Unfortunately for individuals convicted of an alcohol or drug related driving offense, it is not unusual for Canada to bar them from crossing the border.
Canada generally bars any U.S. citizens who have been convicted of a misdemeanor from entering their country.
This includes drinking and driving offenses such as Driving While Intoxicated, Aggravated Driving While Intoxicated, and Driving While Ability Impaired by a Drug.
Even though it is only a traffic infraction and not a misdemeanor, Canada has also been known to bar individuals convicted of Driving While Ability Impaired by Alcohol from entering the country.
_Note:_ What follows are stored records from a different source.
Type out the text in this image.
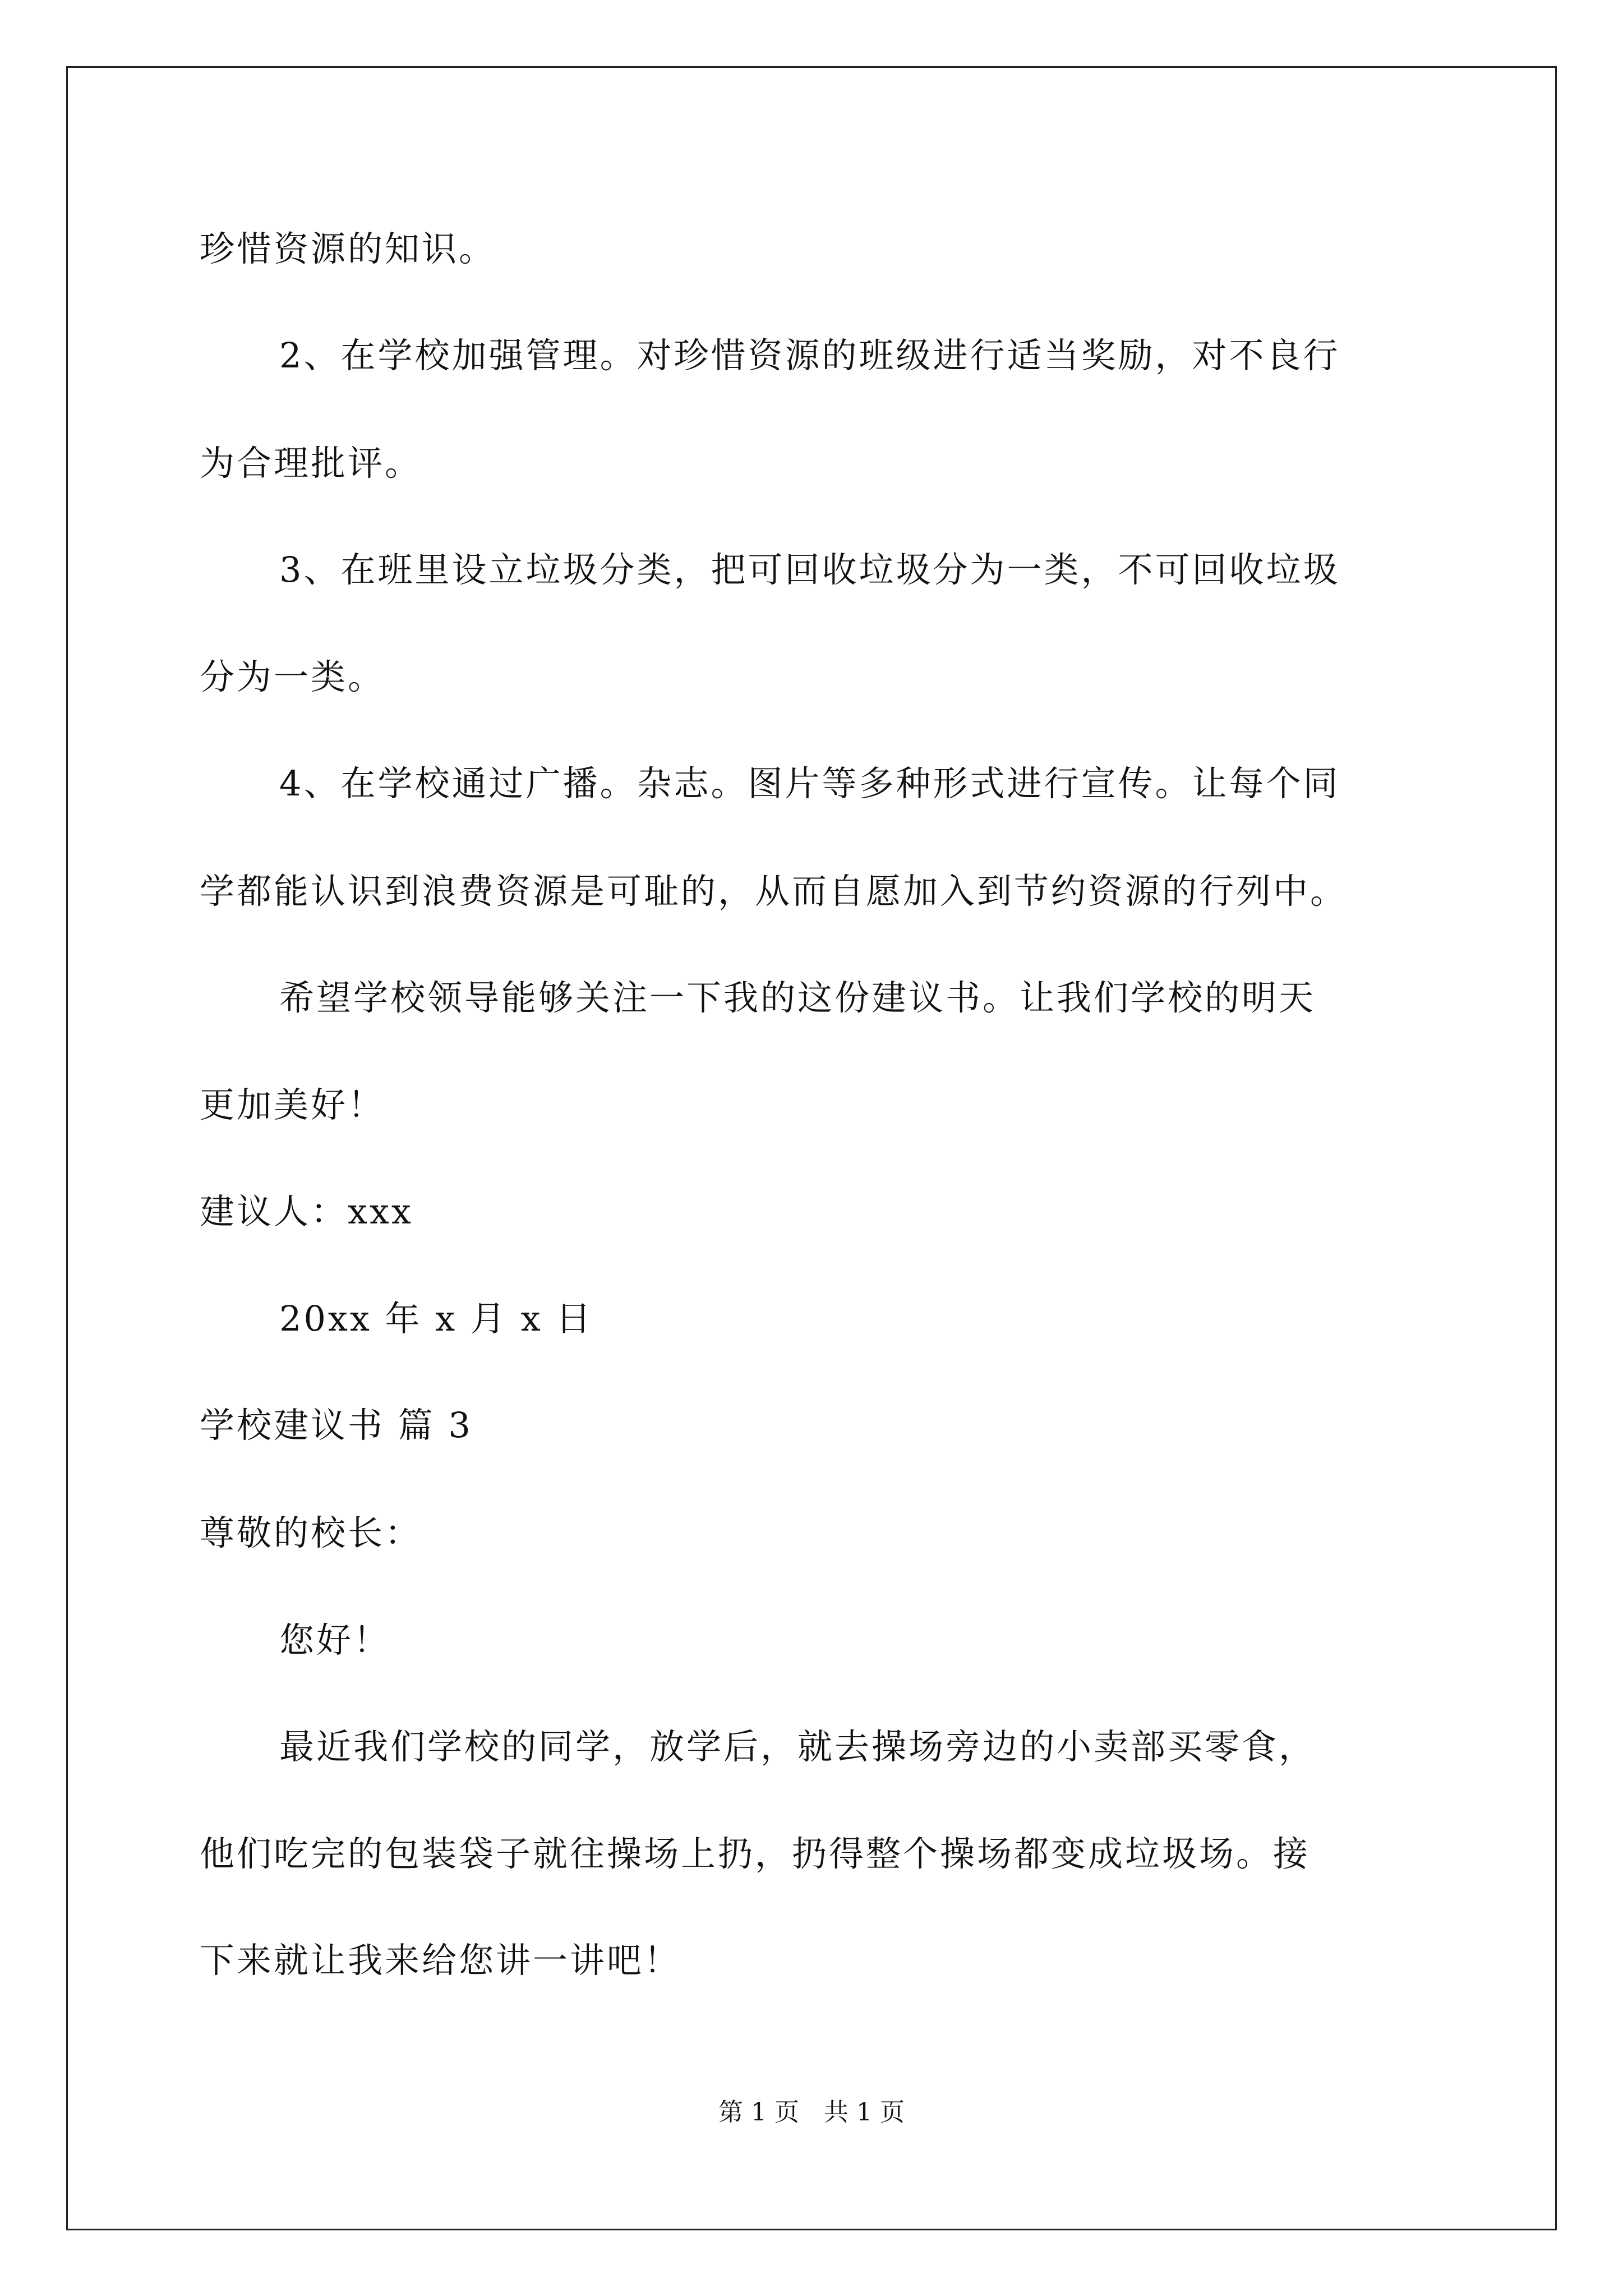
珍惜资源的知识。
2、在学校加强管理。对珍惜资源的班级进行适当奖励，对不良行
为合理批评。
3、在班里设立垃圾分类，把可回收垃圾分为一类，不可回收垃圾
分为一类。
4、在学校通过广播。杂志。图片等多种形式进行宣传。让每个同
学都能认识到浪费资源是可耻的，从而自愿加入到节约资源的行列中。
希望学校领导能够关注一下我的这份建议书。让我们学校的明天
更加美好！
建议人：xxx
20xx 年 x 月 x 日
学校建议书 篇 3
尊敬的校长：
您好！
最近我们学校的同学，放学后，就去操场旁边的小卖部买零食，
他们吃完的包装袋子就往操场上扔，扔得整个操场都变成垃圾场。接
下来就让我来给您讲一讲吧！
第 1 页　共 1 页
To obtain entry to Canada following any conviction, a defendant may need to apply for a Minister’s Permit with the Canadian Consulate.
Approval of this application allows entry into Canada for a short-term visit.
For individuals convicted of a crime, long term entry into Canada may not be obtained until at least five years from the date his or her sentence was completed.
At that time, he or she may apply to the Canadian Consulate for rehabilitation.
If granted rehabilitation, a U.S. citizen with a criminal record may enter Canada in the same manner as if he or she had no criminal record.
Other foreign countries have different rules regarding travel following a drinking and driving conviction. Some may not have any serious issue with allowing entry, while others may place travel restrictions on U.S. citizens who have been convicted of a crime.